望着她难得一见的瞠目结舌的表情,他坐在椅上抬头看她。笑容可掬,儒雅的恍如名士。
“是谁?”
谢舜慈冷冷地回应。
“你并不认识。”
“你可以给我一个荣幸认识他吗?”
“没有那个必要。”
简直是咄咄逼人,追根究底了。
她不客气地试图甩开他的牵制。
可是,他也站了起来。
似笑非笑地问道。
“舜慈,今天你的晚上你想看歌剧吗?”
有时侯,一些人用疑问句的商量语气掩饰他们的强硬。
要是她不说,他不会放她走。
谢舜慈垂下头,抿了抿嘴唇。
是该把话讲清楚的时候。
“叶春寒,我唯一可以告诉你的是我恋爱了。

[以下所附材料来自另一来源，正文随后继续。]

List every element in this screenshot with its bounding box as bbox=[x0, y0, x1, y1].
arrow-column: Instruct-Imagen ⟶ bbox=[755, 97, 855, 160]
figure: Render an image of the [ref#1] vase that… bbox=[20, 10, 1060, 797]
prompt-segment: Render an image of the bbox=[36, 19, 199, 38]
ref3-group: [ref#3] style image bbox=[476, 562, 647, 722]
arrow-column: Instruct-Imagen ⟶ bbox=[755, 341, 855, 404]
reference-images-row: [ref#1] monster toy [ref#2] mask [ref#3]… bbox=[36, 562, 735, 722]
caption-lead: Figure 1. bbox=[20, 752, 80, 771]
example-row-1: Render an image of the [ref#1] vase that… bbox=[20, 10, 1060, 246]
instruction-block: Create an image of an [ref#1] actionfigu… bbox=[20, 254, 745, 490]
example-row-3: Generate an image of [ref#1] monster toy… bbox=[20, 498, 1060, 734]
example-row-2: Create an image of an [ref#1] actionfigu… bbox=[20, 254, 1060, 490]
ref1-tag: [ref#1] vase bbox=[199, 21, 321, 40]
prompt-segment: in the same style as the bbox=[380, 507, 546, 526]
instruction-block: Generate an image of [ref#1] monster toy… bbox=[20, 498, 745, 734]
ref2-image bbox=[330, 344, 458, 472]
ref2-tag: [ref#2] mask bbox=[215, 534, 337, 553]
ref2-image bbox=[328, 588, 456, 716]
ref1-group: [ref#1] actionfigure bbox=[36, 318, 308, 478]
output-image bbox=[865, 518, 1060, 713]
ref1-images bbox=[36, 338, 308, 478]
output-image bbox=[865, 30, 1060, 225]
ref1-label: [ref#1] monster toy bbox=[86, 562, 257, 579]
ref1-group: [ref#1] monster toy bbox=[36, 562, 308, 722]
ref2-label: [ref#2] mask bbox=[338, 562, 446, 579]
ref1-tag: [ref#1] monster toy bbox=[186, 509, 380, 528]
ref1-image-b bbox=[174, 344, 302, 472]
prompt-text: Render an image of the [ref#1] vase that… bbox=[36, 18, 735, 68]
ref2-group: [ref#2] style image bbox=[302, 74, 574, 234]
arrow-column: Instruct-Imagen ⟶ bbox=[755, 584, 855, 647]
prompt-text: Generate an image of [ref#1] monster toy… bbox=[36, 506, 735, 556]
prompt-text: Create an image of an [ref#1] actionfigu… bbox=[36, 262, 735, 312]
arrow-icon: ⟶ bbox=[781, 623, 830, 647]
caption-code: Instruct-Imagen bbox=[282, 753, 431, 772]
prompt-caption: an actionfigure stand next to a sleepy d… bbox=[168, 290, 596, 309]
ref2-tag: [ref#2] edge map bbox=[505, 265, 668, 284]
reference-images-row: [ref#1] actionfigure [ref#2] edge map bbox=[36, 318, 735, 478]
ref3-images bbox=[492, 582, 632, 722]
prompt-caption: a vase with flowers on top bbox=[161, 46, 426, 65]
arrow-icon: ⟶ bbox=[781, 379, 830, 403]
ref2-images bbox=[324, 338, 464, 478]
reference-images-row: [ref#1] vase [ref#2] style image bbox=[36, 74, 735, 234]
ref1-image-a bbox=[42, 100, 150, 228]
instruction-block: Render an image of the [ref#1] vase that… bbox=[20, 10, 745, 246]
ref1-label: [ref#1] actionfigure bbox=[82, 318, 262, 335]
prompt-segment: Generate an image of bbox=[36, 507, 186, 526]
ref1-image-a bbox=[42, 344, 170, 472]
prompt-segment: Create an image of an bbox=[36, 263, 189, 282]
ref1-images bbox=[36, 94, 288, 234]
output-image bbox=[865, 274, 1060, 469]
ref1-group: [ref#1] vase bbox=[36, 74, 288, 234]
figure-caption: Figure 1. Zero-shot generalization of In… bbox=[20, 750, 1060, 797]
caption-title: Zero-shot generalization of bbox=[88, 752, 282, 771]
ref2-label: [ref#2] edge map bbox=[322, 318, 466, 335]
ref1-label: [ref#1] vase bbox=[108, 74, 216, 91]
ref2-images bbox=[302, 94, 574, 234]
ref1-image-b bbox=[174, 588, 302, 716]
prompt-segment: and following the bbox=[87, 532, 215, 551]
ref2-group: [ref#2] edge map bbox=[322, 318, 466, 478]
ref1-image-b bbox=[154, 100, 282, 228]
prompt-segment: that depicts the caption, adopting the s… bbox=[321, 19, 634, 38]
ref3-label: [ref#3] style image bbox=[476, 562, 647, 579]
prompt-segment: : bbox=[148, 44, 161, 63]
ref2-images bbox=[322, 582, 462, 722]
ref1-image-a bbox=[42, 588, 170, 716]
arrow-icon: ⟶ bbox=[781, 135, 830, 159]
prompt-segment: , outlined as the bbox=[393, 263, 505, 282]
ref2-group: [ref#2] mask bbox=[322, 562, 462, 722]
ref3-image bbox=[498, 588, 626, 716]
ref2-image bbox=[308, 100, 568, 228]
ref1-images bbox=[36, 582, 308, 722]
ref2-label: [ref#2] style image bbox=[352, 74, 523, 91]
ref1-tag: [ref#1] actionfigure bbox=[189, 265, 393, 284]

”
“而且也许在不久的将来,我就要结婚了。”
他在发颤。
很轻微,放在桌下的手插在裤袋即使是捏紧成拳也依然不可遏制的抖动。
情绪慢慢爬了上来。
“我希望我们以前是什么关系,今后依然是什么样的关系。”
面具不能落。
即使破碎,也要粘合在一瞬。
“当然。”
“我们当然会是的。”
他微笑着颔首,收回了自己的手。
比一个王子更像一个王子。
第 33 章
像是电影般的镜头里,那个女子就站在榕树下。
距离如此遥远看不清她的面容。
楼房和街道开始变幻出各种鬼异的形状。
完整的,唯一的她慢慢地走来,与他擦身而过的时候,甚至能够闻到她身上的某种清香味道,带着点潮气。
她侧过头似是不屑,又似乎是没有表情。
轻轻亲吻了他的脸颊。
这才知道原来自己在哭。
陡然的一声尖叫让他醒来。
一切只是在梦里发生了。
他给自己倒了一杯冰水,而打断他梦境的叫声依然在窗外此起彼伏。
楼下的猫,正处在发情期。
母猫长长的尾音撕拉地使人崩溃。
他疲软地坐在卧室的躺椅上,静静地听。
衣柜里面挂着几天前去见她时穿的西装。
上面落着今晚的月光,姣洁的叫人难以忍受。
他静静地晃着手里的杯子,
透明的玻璃里盛着水,盛着他的情绪。
像是在非洲草原上的困兽,如何在寻找到自己的伴侣后去征服她?
如何让那个不同的,惟一的,他的谢舜慈明白自己是他带着阳光味道的欲望,冰冷岁月中的梦想?
如何不让事情朝着自己惧怕的方向发展?
如何漠视那一份今天下午才得到的调查报告?
如何把在心中翻腾的高声喊叫,声嘶力竭麻醉?
当我作为一个失败者,感激你告诉我明天的方向。
当我作为一个流浪者,在惨淡的境遇里不断的挣扎希冀着有一天我可以保护所有重要的人,其中之一就是你。
当我作为一个暗恋者。重新守候在你的身旁,试图把世界上所有你想要的东西都送到你的面前。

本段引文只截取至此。